BJ wrote:  "And regarding to the Waldorf Pulse some year ago i had
   some email correnspondance with the designer of the Pulse.
   We had some small talk about OSC's and he told me that
   the Pulse uses two 68HC11 one for doing the DCO thing
   and the other as "in house" doing midi etc."


   I've been thinking of similar setup for doing direct digital
   synthesis with a usual PIC16F84, PIC16C54 (there's a 20 Mhz
   model) or Atmel RISC mc's (which can be clocked at 16 Mhz and can
   run one instruction per cycle). Now, the delta-sigma DAC's use
   modulator that outputs 1-bit data at 3.072 MHz for 48 kHz
   sample rate.
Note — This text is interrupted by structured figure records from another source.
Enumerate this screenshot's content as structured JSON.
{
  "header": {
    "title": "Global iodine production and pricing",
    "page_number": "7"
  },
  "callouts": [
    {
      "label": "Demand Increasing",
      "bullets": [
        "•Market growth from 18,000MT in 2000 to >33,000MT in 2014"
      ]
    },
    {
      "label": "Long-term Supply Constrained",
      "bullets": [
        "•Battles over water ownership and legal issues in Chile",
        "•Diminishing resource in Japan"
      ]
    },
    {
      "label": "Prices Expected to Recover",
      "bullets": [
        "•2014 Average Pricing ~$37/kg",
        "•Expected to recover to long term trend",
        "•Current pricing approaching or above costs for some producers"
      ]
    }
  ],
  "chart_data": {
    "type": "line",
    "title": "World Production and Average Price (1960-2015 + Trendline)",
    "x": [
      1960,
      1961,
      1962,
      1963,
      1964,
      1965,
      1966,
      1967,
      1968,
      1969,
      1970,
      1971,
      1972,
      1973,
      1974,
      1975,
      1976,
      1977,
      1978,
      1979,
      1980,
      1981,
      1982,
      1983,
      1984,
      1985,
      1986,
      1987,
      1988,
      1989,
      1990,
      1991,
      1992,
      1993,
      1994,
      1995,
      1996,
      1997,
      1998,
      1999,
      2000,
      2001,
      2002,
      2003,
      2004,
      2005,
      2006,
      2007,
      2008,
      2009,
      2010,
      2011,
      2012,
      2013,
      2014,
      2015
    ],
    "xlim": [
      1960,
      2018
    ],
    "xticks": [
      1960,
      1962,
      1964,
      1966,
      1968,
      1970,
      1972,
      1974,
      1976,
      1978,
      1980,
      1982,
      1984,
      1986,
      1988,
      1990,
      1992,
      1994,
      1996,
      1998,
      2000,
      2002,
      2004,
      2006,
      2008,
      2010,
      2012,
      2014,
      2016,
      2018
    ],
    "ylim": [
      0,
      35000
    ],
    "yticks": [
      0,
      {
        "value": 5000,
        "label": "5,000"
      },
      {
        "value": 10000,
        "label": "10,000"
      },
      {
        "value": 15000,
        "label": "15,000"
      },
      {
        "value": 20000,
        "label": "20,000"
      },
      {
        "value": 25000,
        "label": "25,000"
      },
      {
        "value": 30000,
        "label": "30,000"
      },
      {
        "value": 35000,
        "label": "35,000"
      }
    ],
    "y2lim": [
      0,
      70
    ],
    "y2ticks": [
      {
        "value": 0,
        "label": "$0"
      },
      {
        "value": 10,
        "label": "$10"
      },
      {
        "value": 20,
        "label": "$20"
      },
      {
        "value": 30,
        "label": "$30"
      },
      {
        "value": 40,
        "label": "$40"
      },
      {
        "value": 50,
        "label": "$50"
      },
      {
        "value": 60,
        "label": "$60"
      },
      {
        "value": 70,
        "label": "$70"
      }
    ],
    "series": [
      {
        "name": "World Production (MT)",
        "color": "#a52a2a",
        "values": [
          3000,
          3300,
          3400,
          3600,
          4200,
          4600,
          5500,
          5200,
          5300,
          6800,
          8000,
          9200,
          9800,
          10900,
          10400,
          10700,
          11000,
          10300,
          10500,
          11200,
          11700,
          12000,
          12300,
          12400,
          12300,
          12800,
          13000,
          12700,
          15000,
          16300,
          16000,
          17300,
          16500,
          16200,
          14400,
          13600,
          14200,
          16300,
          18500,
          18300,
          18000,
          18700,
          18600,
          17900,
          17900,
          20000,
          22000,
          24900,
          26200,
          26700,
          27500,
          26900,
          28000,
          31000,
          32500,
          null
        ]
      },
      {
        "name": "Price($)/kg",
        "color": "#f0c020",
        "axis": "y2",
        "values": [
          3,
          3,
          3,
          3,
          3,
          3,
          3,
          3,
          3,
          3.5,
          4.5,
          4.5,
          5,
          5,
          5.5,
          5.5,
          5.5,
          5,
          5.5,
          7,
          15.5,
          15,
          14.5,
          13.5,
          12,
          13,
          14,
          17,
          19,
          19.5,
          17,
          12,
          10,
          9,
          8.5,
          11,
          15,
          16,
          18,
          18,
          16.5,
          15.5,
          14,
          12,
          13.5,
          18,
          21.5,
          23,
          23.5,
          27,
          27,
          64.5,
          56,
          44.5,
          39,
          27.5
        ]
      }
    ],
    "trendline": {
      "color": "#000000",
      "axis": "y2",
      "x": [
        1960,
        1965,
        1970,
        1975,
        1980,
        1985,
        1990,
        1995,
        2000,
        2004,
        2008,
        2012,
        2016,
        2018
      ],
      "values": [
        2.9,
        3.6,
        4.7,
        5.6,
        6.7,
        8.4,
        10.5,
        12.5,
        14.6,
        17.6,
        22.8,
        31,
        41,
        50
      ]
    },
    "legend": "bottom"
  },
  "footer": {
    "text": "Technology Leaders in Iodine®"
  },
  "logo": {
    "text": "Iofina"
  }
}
With 16 MHz microcontroller that would leave 13
   cycles for other tasks like reading input ports for output
   frequency or phase and for the calculations needed for the
   output of the one-bit wave data. So you don't actually need a DSP
   for this, just some clever code, which is the biggest problem.
   One-bit wavetables eat a lots of memory, for a 1000 Hz voice
   @3MHz you need 6000 bits, which converts to 750 bytes. Ok, it's
   possible to store the data into flash rom, but is it difficult
   to interpolate to other frequencies (if fixed clock is used),
   how is that done? Is it possible to use timing loops between
   data outputs (aliasing distortion?), or are there other means?
   You could maybe use a VCO as an OSC for the microcontroller, at
   least Atmel's controllers can be clocked from 1 Hz (?, maybe
   more than that) upto 16 Mhz. Anyway, I think the interpolating
   algorithm must not be that complex, as the aliasing frequencies
   are way higher than when using multibit DAC's at 44kHz or so.
   Problem is that you are accessing bit's, not bytes, and there
   are no multiplication instructions available (unless you get a
   better microcontroller). If you solve this problem, there are
   still others, like the freqency control. Eight bit's is not
   enough (except for MIDI). Maybe not so good idea after all.